William Edward Zeuch (April 19, 1892 – November 24, 1968) was an American socialist, educator, and academic who is best known as a founder and first director of the Commonwealth College in Arkansas. This college is the most well known attempt in Arkansas at establishing a radical labor educational school.

== Personal life ==

Zeuch was born on April 19, 1892, in Strawberry Point Iowa.

He was first and foremost an American academic, holding many degrees from various institutions that he would apply in various educational positions. He held an A.B from Lenox College, a M.A. from Clark University, and a PhD from University of Wisconsin. Before serving as the Director of Commonwealth College (1923–31), Zeuch first taught Economics at Indiana University from 1917 to 1918, and then at University of Illinois from 1922 to 1923.

== Commonwealth College ==

William Zeuch co-founded the Commonwealth College and served as its first director from 1923 until he was ousted by an increasingly radical and ultimately self-destructive sect of the College in 1931.

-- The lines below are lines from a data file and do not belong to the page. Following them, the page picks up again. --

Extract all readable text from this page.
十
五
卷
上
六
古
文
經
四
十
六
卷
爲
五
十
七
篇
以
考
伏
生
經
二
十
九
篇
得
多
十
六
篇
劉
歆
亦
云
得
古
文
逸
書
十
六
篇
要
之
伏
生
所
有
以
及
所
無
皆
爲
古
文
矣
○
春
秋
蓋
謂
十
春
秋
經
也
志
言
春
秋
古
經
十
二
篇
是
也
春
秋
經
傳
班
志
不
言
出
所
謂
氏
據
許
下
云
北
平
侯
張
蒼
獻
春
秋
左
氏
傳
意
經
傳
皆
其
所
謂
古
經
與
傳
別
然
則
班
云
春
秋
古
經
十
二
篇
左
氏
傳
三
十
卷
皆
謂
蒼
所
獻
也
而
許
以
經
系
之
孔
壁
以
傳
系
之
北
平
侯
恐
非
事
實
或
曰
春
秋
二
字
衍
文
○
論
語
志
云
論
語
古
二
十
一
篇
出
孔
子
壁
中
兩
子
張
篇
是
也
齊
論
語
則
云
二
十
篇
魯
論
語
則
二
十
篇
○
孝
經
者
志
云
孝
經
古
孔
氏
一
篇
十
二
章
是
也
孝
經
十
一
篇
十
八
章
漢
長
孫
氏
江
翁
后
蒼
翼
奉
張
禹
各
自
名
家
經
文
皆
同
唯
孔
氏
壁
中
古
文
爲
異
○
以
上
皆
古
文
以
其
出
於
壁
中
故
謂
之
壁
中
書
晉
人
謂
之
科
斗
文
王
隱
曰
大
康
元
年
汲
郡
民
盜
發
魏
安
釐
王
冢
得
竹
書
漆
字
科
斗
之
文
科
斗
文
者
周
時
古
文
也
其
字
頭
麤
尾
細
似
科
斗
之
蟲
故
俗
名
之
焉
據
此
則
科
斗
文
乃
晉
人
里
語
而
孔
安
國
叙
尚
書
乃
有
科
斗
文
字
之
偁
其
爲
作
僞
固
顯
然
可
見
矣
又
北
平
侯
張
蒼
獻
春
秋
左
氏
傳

In 1917, at Ruskin College in Florida, along with the husband and wife combination of Kate Richards O'Hare and Frank O'Hare, Zuech created the basis for a school that would focus on educating the future leaders of an emerging class of workers. Ruskin College stood as the model to be tweaked by Zuech and the O'Hares, who were strong followers of socialist Eugene Debs.

Zuech’s personal philosophy was based on theoretical labor education and influenced the non-partisanship that was included in the mission of Commonwealth College. Despite this, in 1926, charges of communism fell down on Zuech and Commonwealth and an FBI investigation was set into motion. FBI Commissioner J. Edgar Hoover exonerated the school due to lack of evidence supporting the claims, but Zuech’s mission to keep a non-partisan, non factional, and uncontroversial education space would never fully be realized after being connected to the “Red” Communist ideas.

== Later years ==

In 1931, he was awarded a Guggenheim Fellowship.

Newspaper reports show that Zeuch applied to run in the 4th Congressional District in 1932, noting that he was presently somewhere in Europe.

In September 1932, Zeuch attempted to start a new labor school in the region called "Skyline School of the Ozarks." After this effort failed, Zeuch served in the Franklin Roosevelt administration serving in the Department of the Interior and then the Department of Agriculture. During this period he was a "cooperative specialist" and then "chief of initiation and planning" in the division of subsistence homesteads as cooperative counsel to the Resettlement Administration.

From 1937-1940, Zeuch worked as an economic and educational expert for agencies of the Mexican government.

In 1940, Zeuch was accused in Oklahoma of supporting the political workers of Michael Shadid with illegal campaign money.

Zeuch worked in Alabama from 1941-1943. During this period he held himself out as the Director of the "School of Organic Education" in Fairhope, Alabama.

Zeuch died in Los Angeles, California on November 24, 1968. and is buried at the Los Angeles National Cemetery.